Examples of simple carbs: sugars and refined grains that have been stripped of all bran, fiber, and nutrients, such as white bread, pizza dough, pasta, pastries, white flour, white rice, sweet desserts, and many breakfast cereals. Sugars here are glucose, fructose, sucrose

Examples of complex carbs: Whole grains, Whole grain bread, Brown rice, Legumes, Nuts, Lentils, Sweet potatoes, Quinoa, Granola, Some varieties of vegetables

Potatoes, while technically complex carbs, are actually unusually quick to break down and so function more like refined/simple carbs.

Leptin and Ghrelin

High fat levels => high leptin => less hunger, more energy expenditure

When your body thinks you have low leptin, you get these changes (mediated via the hypothalamus):

  • Eating more: Your brain thinks that you must eat in order to prevent starvation.
  • Reduced energy expenditure: In an effort to conserve energy, your brain decreases you energy levels and makes you burn fewer calories at rest.

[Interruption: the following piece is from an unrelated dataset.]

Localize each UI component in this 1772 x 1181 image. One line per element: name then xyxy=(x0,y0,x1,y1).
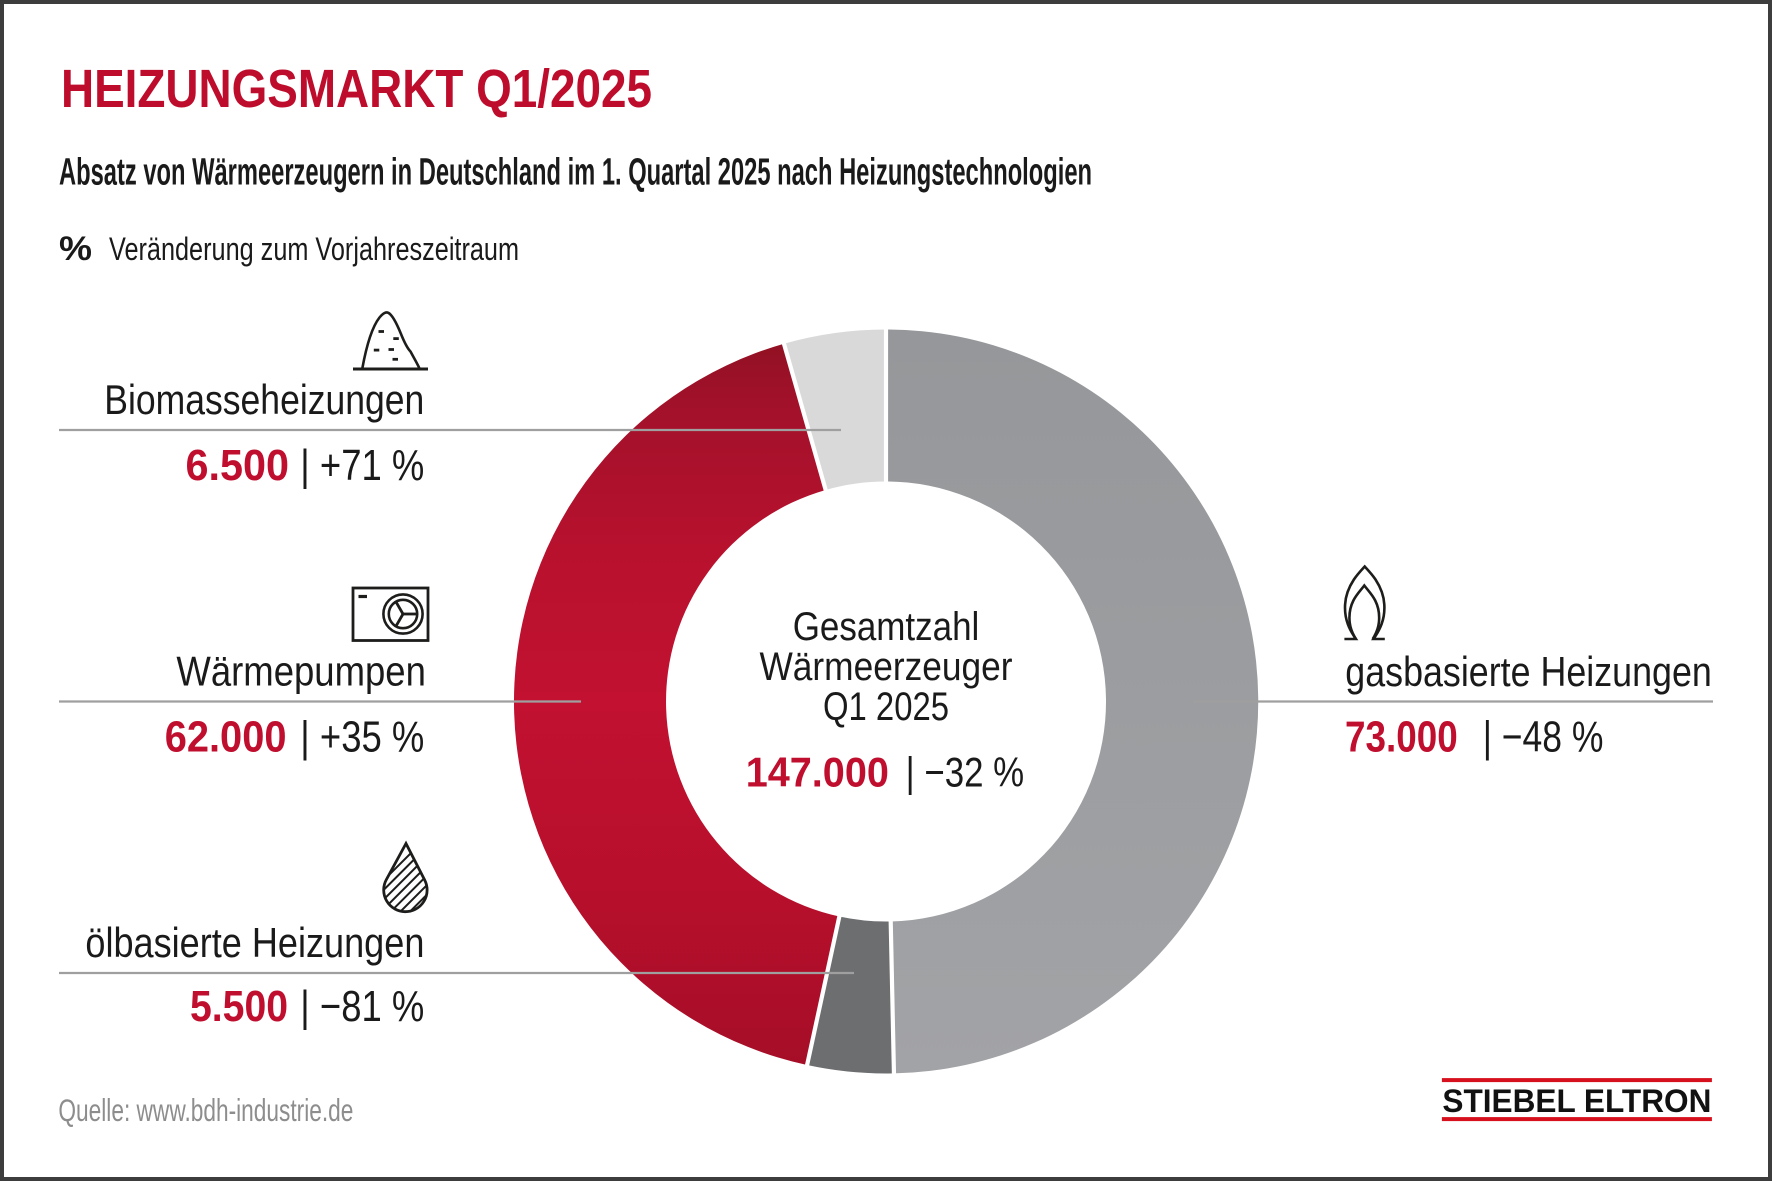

One theory as to why obesity can be so hard to shake is that, beyond a certain level of fat, the body can develop leptin resistance/insensitivity - meaning the feedback loop is broken.

Ghrelin gets made by the stomach when empty. So high ghrelin => hunger.

Again, there is a theory that obesity may induce additional ghrelin sensitivity, making it harder to shed pounds.

So all things considered, low grehlin and high leptin would seem to be good things in a dieter. However the evidence doesn't line up with this - at least one study indicated that those better at losing weight had lower leptin and higher ghrelin than others - in each case, the opposite of what we might expect: https://www.precisionnutrition.com/leptin-ghrelin-weight-loss

At the moment, the best anyone seems able to say about this is "it's complicated". One heartening takeaway is that while diets might tend to elevate ghrelin response to an ampty stomach, this doesn't actually seem to be a sure-fire predictor of rebound weight gain, as it's the body's response to a given ghrelin level that is the important thing.

Ending the diet

Note that once you're back to a more normal regime, you'll get water weight back on again - maybe an extra 4 or 5 pounds. Cater for this when you're setting your target weight.

The Hacker's Diet

This sets out the calorie-control approach to dieting: theory and practice both. A key insight is that tracking a rolling average of weight means the dieter avoids the psychological stress of the everyday ups and downs and can focus on the far steadier trend.